"I wanna learn how to play
and sing like Elton John,"
said a 12 year old Nano to his piano teacher.
Sprawled out on sleeping bags with his brothers on “camp out” nights, Nano first fell in love with music listening to his mom play Joan Baez and Peter, Paul and Mary on her Martin guitar. Those early years in Philadelphia with simple and haunting folk melodies primed Nano’s disposition to create. Singing with the Philadelphia Boys’ Choir cemented the need. Captivated by harmonies, Nano was inspired to get back on the piano and start writing his own songs.
While one of just a handful of music majors at Harvard, Nano had his heart set on composing a rock opera for his thesis. Not quite sure what to do with him, the department “suggested” he cross the river to write his thesis at Berklee, a school known for its emphasis on more contemporary music. At Berkelee, Nano found the home he needed to realize his dream. Trained in the classics but schooled on classic rock, Nano’s songs are structured with originality and delivered with raw emotion.

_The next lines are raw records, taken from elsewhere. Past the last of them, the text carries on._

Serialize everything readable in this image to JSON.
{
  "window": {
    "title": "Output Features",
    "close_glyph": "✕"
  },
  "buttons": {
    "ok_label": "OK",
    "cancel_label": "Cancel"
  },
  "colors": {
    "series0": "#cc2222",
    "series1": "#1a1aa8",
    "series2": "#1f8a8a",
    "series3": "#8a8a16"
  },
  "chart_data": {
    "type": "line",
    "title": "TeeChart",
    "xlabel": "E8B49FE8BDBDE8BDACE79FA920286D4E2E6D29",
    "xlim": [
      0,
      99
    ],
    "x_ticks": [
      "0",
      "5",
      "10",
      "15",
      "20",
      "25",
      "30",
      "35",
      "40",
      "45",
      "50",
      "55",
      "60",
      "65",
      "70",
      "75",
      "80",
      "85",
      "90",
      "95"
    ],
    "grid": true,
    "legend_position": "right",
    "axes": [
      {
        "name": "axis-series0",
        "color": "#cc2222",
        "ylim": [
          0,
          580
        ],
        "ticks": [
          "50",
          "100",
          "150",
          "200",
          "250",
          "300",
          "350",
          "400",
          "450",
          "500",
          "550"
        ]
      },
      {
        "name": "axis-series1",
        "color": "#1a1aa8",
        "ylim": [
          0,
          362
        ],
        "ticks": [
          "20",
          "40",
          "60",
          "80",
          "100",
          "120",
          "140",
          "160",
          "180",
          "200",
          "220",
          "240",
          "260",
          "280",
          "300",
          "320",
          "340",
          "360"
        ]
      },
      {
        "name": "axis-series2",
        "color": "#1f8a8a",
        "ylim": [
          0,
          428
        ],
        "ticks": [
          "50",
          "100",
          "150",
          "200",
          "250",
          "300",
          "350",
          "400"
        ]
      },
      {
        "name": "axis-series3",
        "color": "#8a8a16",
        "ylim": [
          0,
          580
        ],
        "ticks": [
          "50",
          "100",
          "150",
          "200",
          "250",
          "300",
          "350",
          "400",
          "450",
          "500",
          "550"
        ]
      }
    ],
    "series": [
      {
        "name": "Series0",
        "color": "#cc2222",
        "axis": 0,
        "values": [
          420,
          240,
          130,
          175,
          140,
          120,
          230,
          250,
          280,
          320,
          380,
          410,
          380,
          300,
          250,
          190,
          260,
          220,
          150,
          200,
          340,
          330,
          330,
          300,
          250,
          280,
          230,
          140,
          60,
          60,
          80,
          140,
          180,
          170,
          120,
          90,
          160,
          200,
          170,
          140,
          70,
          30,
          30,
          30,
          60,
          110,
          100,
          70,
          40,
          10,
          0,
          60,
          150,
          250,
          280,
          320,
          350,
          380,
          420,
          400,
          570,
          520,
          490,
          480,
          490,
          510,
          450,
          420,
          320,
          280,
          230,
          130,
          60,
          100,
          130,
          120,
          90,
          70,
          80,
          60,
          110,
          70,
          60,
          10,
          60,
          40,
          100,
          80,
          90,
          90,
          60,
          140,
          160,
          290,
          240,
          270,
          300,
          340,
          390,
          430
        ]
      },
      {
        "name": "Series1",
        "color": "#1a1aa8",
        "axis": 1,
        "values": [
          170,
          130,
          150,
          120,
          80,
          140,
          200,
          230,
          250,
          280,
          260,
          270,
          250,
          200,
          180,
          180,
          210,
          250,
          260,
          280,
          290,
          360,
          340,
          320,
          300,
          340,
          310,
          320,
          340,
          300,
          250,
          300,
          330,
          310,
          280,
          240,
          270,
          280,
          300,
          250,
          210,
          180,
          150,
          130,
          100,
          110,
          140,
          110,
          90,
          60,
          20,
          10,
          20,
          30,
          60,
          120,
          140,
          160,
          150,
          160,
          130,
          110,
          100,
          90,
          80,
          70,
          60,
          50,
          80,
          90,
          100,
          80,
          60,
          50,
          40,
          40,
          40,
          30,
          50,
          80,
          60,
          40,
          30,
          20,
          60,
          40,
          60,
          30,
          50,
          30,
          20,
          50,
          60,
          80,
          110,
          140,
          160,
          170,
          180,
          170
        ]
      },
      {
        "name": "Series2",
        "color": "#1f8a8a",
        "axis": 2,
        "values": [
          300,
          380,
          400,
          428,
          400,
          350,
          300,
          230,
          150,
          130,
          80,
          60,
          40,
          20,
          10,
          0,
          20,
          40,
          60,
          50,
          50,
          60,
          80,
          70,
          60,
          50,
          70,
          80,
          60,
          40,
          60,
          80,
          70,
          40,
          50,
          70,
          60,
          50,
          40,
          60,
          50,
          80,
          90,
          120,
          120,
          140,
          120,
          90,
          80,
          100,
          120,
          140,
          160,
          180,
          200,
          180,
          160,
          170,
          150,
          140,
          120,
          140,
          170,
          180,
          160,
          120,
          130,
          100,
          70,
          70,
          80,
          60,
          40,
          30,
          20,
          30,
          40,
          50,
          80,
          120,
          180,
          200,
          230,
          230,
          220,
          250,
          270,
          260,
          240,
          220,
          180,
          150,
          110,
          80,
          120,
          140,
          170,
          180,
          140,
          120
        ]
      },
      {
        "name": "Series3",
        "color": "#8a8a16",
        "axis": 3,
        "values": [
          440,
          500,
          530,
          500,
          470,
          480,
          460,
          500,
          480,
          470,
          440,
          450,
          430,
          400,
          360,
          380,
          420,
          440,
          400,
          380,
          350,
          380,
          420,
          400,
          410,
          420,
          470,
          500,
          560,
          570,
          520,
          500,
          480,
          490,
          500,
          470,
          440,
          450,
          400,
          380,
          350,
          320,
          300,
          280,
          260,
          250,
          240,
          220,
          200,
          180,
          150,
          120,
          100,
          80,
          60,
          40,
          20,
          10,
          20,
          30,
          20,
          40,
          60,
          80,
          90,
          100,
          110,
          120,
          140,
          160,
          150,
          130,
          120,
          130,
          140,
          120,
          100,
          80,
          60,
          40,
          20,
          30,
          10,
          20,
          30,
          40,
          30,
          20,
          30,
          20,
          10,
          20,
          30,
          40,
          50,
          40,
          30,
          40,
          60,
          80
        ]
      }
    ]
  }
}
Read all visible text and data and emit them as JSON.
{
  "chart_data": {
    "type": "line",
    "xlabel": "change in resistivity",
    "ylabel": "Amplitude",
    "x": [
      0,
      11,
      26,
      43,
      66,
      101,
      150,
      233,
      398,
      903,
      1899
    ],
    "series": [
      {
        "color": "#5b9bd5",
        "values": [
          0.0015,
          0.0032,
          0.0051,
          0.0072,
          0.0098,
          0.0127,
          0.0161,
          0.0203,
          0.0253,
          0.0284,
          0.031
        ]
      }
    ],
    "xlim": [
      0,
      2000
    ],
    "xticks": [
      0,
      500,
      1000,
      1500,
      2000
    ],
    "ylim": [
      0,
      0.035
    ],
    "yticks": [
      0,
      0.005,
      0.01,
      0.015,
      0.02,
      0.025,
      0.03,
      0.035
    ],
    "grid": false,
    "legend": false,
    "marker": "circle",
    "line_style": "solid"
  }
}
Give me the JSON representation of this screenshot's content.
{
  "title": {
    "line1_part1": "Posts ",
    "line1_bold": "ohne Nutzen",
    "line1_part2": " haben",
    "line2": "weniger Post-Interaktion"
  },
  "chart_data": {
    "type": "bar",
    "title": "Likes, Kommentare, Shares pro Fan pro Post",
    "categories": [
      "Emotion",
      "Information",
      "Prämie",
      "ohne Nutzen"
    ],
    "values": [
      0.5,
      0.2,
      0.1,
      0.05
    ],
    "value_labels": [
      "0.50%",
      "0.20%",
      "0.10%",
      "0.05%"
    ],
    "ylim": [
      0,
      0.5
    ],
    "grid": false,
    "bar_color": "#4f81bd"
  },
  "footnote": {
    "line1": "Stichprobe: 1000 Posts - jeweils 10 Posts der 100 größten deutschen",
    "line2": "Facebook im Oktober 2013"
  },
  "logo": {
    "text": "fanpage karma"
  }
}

Nano moved to Austin in 2004, gaining attention first as a solo artist, but now happily collaborating with many of the talented musicians in that city (including former Spoon-bassist Joshua Zarbo and renowned jazz singer Kat Edmondson). Nano’s song “Break It On Your Own Time” was recently chosen as the Song of the Day on Austin’s NPR station, KUT and his shows have been highlighted by hometown favorite e-zine, The Austinist.
His songs are honest, heartfelt stories of family ties and tensions, of loves found and lost. Nano is a piano- playing story teller, sometimes migrating to the guitar to better serve the song. But it is his vocals – sometimes soaring, sometimes intimate, always inviting and warm – that truly drive the music he so loves to make.